*Just to clarify, at this point the Doctor is Eleven. He's married to River Song, but the Ponds are still traveling with him. He and Rose have never met. When John was a boy, the Doctor saved him from an invasion, and they haven't seen each other since. Sherlock and John live together, and have solved a few crimes, but this is before Reichenbach. The Great Game ended differently, without John there, and Moriarty offered Sherlock a deal and he agreed to it. The Doctor thinks the Master died, but he escaped a second time. The Master and Moriarty have met before; Jim used one of his "Rich Brook" tricks to make the Master into Harold Saxon.*
Prologue
She slid behind the crumbled wall, cowering in the shadow of the bricks. The footsteps echoed off the patches of stone all around her, thundering toward her hiding spot. She glanced at the watch on her wrist. Fifteen minutes. She still had to wait fifteen minutes to get out of here.
As the footsteps passed, she held her breath, praying as hard as she could that they wouldn't find her. Only when they faded from her ears did she let herself exhale.
Is this all really worth it? She asked herself, breathing deeply. The answer, she knew, was no. Of course not.
But she had no choice now.
She was different. She had changed. And she could never go back. Now, all she could do was run.
Run, and learn how to make the running easier.
Peering around the corner, she looked to see if the coast was clear. Suddenly a hand shot out and wrapped around her throat, cutting off her air.
"There she is." A rough voice hissed. "The golden girl. You're supposed to be dead, little lady. Now why aren't you?"
She stared down into the face of her captor, a man not too much older than her, with stubble dotting his chin. A wicked smile was plastered on his face. He squeezed harder and harder. Her nails scraped feebly at the backs of his hands, desperate for freedom. He would kill her. In just a few moments, she'd be dead.
No. Not like this. After all I've survived, NOT LIKE THIS.
Slowly, she reached out one hand and put it near his neck. He laughed, convinced she was failing at fighting against him.
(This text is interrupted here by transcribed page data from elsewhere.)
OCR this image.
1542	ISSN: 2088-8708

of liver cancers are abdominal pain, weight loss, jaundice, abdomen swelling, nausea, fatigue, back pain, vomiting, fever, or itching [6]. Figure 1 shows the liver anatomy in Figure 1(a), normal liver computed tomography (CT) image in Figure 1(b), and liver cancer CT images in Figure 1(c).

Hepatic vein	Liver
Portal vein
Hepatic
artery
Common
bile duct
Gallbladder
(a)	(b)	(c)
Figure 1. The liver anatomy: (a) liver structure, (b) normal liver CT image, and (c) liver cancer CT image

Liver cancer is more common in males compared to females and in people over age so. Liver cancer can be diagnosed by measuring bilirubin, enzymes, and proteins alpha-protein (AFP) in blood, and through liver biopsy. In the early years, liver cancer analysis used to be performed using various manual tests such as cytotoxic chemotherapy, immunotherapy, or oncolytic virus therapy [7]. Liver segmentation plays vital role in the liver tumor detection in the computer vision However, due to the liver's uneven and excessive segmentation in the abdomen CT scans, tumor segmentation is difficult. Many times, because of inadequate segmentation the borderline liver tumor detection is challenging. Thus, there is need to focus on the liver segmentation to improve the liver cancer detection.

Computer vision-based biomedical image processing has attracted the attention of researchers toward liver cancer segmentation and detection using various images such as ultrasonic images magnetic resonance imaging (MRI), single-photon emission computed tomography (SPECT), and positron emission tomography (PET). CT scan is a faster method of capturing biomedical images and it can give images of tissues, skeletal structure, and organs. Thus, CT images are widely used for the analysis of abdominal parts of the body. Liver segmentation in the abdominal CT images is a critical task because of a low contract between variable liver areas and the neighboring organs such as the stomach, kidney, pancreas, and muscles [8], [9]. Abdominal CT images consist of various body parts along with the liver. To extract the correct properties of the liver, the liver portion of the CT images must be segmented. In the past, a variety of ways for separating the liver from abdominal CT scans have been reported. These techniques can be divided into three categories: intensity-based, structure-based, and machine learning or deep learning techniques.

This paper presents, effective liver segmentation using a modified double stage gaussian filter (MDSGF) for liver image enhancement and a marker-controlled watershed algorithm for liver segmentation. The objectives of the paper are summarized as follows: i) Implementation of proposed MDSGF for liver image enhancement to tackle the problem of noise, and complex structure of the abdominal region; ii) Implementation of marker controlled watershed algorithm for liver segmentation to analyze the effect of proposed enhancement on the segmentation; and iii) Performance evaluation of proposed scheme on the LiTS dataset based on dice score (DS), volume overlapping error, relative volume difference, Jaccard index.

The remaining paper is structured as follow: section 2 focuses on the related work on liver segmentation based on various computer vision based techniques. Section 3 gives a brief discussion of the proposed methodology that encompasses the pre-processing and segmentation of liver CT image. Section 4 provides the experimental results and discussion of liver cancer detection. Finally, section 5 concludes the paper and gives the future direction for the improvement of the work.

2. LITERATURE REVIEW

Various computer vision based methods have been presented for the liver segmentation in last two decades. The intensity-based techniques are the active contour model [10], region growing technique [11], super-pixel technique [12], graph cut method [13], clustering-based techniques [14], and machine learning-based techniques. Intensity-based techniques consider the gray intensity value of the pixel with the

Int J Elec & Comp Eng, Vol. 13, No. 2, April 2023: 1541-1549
But soon, that laugh turned into a choking gasp, and one of the man's hands released her to fly to his own chest. She sucked in more air, steadying her own breathing as his became more harried by the second. Concentrating, she focused the energy coursing through her hand into a pinpoint, assuring that it would all enter his body at the most lethal capacity possible.
I have to do this. She told herself as his grip on her released, and she dropped to the ground, fumbling for just a moment to stay on her feet. If I let him live, he'll tell them about me. That I'm still alive and about what I can do. There's no other option. This is the only way.
The man sank to his knees, clutching his chest with a vice grip. She didn't know how, or what was really happening, but soon he would be dead. She wasn't a killer. Not before. But things were different now; people were out to get her. Out to destroy her.
She had to defend herself.
But as much as it turned her stomach, she couldn't look away as he fell onto his back. She kept watching as he choked and sputtered. Still as stone she stood, even when he reached out to her with one feeble hand, his lips forming a single "Pleaseā¦"
She couldn't look away, because she had to know how it felt. She had to see his death, and remember that she caused it. She had to remember so she wouldn't make it a habit.
The man's eyes glazed over and his hand fell to the ground. His chest rose and fell one last time, then went still. A tear rolled down her face, landing only a few feet from his body. She could hear the footsteps returning. She knew she had to move.
Her watch beeped softly. Turning her hand over and over, she inspected the blue and violet waves of light emanating from it. The fifteen minutes were up.
She closed her eyes; she concentrated.
And just like that, Rose Tyler disappeared.